U.S. District Judge Michael Shipp, gevestigd in Trenton, zal de langlopende rechtszaken overnemen van voormalig Chief District Judge Freda Wolfson, die op 1 februari met pensioen ging, volgens een beschikking die maandag werd ingediend. De zaken, met meer dan 38.000 rechtszaken, waren opgeschort sinds oktober 2021, toen een nieuw opgerichte dochteronderneming van J&J om de talkverplichtingen te dragen faillissement aanvroeg.

Eisers hebben gezegd dat J&J's babypoeder en andere talkproducten asbest bevatten en kanker hebben veroorzaakt.

J&J houdt vol dat haar consumenten talkproducten veilig zijn en door duizenden tests asbestvrij zijn gebleken. Het bedrijf heeft gezegd dat het de uitspraak van het in Philadelphia gevestigde 3rd U.S. Circuit Court of Appeals zal aanvechten waarin het faillissement wordt afgewezen, dat volgens het bedrijf te goeder trouw was bedoeld om talkclaims efficiënt en rechtvaardig op te lossen.

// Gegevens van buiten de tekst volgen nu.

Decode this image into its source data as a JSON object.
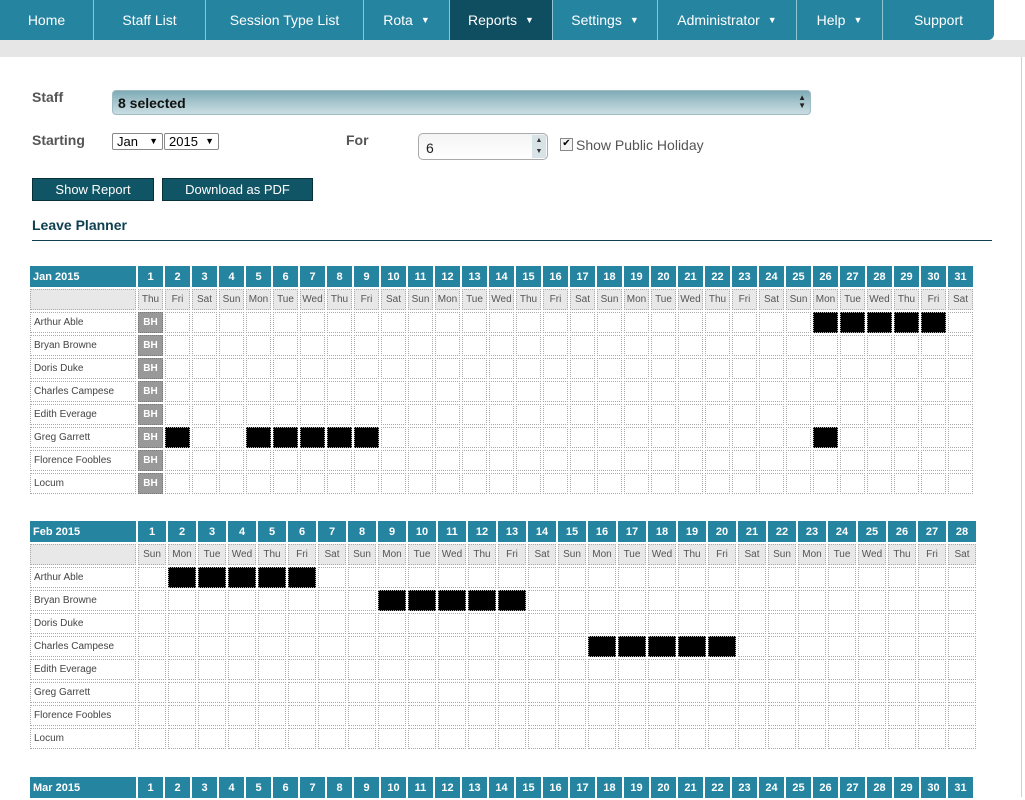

Shipp, 57, werd in 2012 door de Democratische president Barack Obama in het gerechtshof benoemd. Hij is voorzitter geweest van een andere rechtszaak tegen J&J, waarin een emeritus hoogleraar aan de Harvard Law School het bedrijf wil dwingen om zijn voorstel, dat aandeelhouders verplicht om eventuele effectenclaims via privéarbitrage in te dienen, ter stemming aan de aandeelhouders voor te leggen. Shipp verwierp de meest recente versie van de rechtszaak, die nu in hoger beroep is.

Hij heeft toezicht gehouden op verschillende zaken in de farmaceutische industrie, waaronder octrooigeschillen en een collectieve rechtszaak waarin Merck & Co Inc werd beschuldigd van discriminatie van zwangere werknemers, die in 2018 werd geschikt.

Vóór de faillissementsaanvraag in 2021 had J&J te maken met een kostenpost van $3,5 miljard aan vonnissen en schikkingen als gevolg van de talkrechtszaak.

Uit een onderzoek van Reuters uit 2018 bleek dat J&J al tientallen jaren wist dat er asbest, een bekende kankerverwekkende stof, aanwezig was in haar Baby Powder en andere cosmetische talkproducten. Het bedrijf stopte in mei 2020 met de verkoop van Baby Powder in de Verenigde Staten en Canada, deels vanwege wat het noemde "verkeerde informatie" en "ongegronde beschuldigingen" over het op talk gebaseerde product.